Sei que essa forma de tratar o peso da culpa não é nova e muito menos original, mas ela pelo menos evita a bobagem que seria transformar o personagem em alguém magicamente aceito por todos e que consegue viver bem com a realização das mortes e da dor que causou. Nada de classificação de “anti-herói” para Tamacti Jun ao que tudo indica, e sim um calvário que eventualmente deverá levá-lo à morte, creio, mesmo que em meio a uma valiosa tentativa de fazer o bem uma vez que seja. E o melhor é que, além do bom desenvolvimento do personagem, Christian Camargo está muito bem eu seu papel, inegavelmente merecendo mais destaque do que normalmente tem tido na temporada.
Em termos de desenvolvimento narrativo, o retorno de Bow Lion (Yadira Guevara-Prip) pode ter parecido alvissareiro no início, mas sua descoberta de que Baba Voss fez uma aliança, ainda que hesitante, com o caçador de bruxas que dizimou sua tribo e também a que a acolheu certamente trará consequências negativas para o grupo, potencialmente, com o tempo, colocando todas as tribos que sofreram nas mãos de Tamacti Jun contra eles. Espero fortemente que essa conexão não perca na segunda metade da temporada em meio à potencial exacerbação do conflito principal entre Trivantis e Pennsa.

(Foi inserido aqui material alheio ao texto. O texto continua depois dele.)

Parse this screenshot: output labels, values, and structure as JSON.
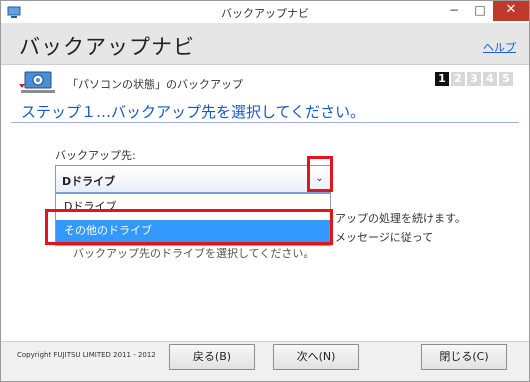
{
  "window": {
    "title": "バックアップナビ",
    "min_glyph": "−",
    "max_glyph": "□",
    "close_glyph": "✕"
  },
  "header": {
    "app_title": "バックアップナビ",
    "help_link": "ヘルプ"
  },
  "section": {
    "caption": "「パソコンの状態」のバックアップ",
    "steps": [
      "1",
      "2",
      "3",
      "4",
      "5"
    ],
    "active_step": 1
  },
  "heading": "ステップ１…バックアップ先を選択してください。",
  "destination": {
    "label": "バックアップ先:",
    "selected": "Dドライブ",
    "arrow_glyph": "⌄",
    "options": [
      "Dドライブ",
      "その他のドライブ"
    ],
    "highlighted_option": "その他のドライブ"
  },
  "description": {
    "line1_tail": "アップの処理を続けます。",
    "line2_tail": "メッセージに従って",
    "line3": "バックアップ先のドライブを選択してください。"
  },
  "footer": {
    "copyright": "Copyright FUJITSU LIMITED 2011 - 2012",
    "back_label": "戻る(B)",
    "next_label": "次へ(N)",
    "close_label": "閉じる(C)"
  },
  "colors": {
    "accent": "#1a55c9",
    "highlight_border": "#e2141c",
    "selected_option": "#3399ff"
  },
  "icons": [
    "app-icon",
    "pc-gear-icon",
    "chevron-down-icon"
  ]
}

Do lado da Princesa Maghra, os acontecimentos correm com velocidade. Seja seu casamento com Lorde Harlan ou o retorno de Kofun para o seu lado, com uma razoavelmente esperada indignação do jovem com o que está acontecendo que o leva a ficar contra a mãe e, ao que tudo indica, do lado da tia, o roteiro não perde tempo em mover as peças e recolocá-las estrategicamente no tabuleiro para a chegada próxima de Baba Voss e Haniwa, além de, claro, Tamacti Jun, o que pode fazer ruir a frágil aliança que tem como objetivo – ou desculpa, na verdade – manter vivos os filhos de Maghra. Confesso que tudo talvez tenha andado rapidamente demais, com a inexplicável demora da princesa em revelar seus segredos para o filho precipitando a separação deles, o que só tende a se agravar com a chegada do retorno da família.

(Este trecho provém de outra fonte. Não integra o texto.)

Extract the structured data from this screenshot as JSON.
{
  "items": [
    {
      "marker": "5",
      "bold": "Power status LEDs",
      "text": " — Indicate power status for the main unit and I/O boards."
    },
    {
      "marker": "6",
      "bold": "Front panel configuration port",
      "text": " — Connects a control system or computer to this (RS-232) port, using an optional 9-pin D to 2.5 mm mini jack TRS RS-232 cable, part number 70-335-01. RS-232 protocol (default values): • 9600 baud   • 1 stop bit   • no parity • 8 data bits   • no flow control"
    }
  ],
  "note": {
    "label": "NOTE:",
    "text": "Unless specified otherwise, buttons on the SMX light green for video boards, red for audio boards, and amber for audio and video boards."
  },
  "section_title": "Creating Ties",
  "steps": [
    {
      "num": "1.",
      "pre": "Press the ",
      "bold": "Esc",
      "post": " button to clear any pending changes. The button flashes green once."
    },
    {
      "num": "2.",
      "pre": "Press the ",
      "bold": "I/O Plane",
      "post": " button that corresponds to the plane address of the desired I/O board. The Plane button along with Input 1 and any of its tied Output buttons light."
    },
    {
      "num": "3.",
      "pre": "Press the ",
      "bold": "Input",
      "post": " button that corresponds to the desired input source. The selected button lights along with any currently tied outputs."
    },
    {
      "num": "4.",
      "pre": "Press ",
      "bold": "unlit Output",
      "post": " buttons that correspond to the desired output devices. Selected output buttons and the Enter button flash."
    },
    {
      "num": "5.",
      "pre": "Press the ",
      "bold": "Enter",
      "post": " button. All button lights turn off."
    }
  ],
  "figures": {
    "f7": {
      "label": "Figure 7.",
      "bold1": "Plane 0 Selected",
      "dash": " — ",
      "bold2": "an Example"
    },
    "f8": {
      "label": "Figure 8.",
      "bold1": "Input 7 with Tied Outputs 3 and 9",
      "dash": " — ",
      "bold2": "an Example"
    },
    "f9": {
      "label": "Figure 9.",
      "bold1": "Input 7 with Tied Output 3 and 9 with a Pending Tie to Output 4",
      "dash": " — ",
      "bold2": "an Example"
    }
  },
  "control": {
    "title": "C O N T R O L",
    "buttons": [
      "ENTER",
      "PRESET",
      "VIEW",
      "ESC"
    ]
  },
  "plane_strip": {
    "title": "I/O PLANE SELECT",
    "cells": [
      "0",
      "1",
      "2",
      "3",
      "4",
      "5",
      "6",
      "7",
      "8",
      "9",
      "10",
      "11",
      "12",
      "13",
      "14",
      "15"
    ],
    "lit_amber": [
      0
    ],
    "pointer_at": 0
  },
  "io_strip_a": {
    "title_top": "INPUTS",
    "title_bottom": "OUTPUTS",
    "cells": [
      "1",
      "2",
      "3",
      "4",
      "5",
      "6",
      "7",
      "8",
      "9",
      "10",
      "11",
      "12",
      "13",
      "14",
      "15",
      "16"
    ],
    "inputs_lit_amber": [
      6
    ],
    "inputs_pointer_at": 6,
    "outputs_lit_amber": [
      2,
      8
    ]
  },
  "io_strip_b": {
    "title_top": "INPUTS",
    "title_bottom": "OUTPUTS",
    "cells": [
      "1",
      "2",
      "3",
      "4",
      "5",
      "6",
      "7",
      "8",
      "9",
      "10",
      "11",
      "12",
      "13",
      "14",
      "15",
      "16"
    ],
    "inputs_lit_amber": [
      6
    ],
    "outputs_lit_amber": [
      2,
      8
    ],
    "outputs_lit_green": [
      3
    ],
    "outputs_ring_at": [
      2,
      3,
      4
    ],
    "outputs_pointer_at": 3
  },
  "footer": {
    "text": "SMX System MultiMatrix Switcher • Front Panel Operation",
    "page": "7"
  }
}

Mas retornando rapidamente ao casamento em si, achei interessante – e estranho – que, mesmo que a recriação da cerimônia para este universo tenha se esforçado em trabalhar elementos importantes para uma sociedade cega, ou seja, gostos e sons, além das faixas que permitem que os noivos sejam “enxergados” por cerimonialistas como parte do povo/convidados, tenha havido preocupação com aspectos unicamente visuais que não têm lugar nesse universo. Basta notar como o rosto da noiva estava pintado de vermelho, como o figurino da Rainha Kane é repleto de contas coloridas em formato simétrico ou como os figurinos de Maghra e Harlan são uniformes em suas cores. Eu compreendo o uso de tecidos coloridos até, desde que sejam cores únicas por peça, ainda que isso me force a fechar os olhos para o porquê do tingimento que eu mentalmente arquivo como sendo uma exigência da mídia audiovisual, mas quando o lado visual e estético grita bem mais alto, essa distopia se fragiliza. Algo parecido acontece quando ouço Paris dizer a Tamacti Jun que ele passou a vida inteira trabalhando para a escuridão e, agora, deve trabalhar para a luz, como se “escuridão” e “luz” fossem conceitos possíveis no contexto da série.
Picuinhas à parte, The Witchfinder foi um ótimo episódio para Tamacti Jun, mas não tão bom no que diz respeito aos eventos em Pennsa, mesmo que a história tenha inegavelmente andado como um todo. Pareceu-me, sob diversos aspectos, um capítulo de transição, de mudança de marcha, até mesmo de respiro para o que pode ser potencialmente uma segunda metade repleta de eventos bombásticos. Eu só espero que haja tempo para que os arcos narrativos sejam fechados a contento.
See – 2X04: The Witchfinder (EUA – 17 de setembro de 2021)
Criação: Steven Knight
Direção: Anders Engström
Roteiro: Jennifer Yale
Elenco: Jason Momoa, Sylvia Hoeks, Hera Hilmar, Christian Camargo, Archie Madekwe, Nesta Cooper, Eden Epstein, Hoon Lee, Tom Mison, Dave Bautista, Alfre Woodard, Joshua Henry, Olivia Cheng, Yadira Guevara-Prip
Duração: 46 min.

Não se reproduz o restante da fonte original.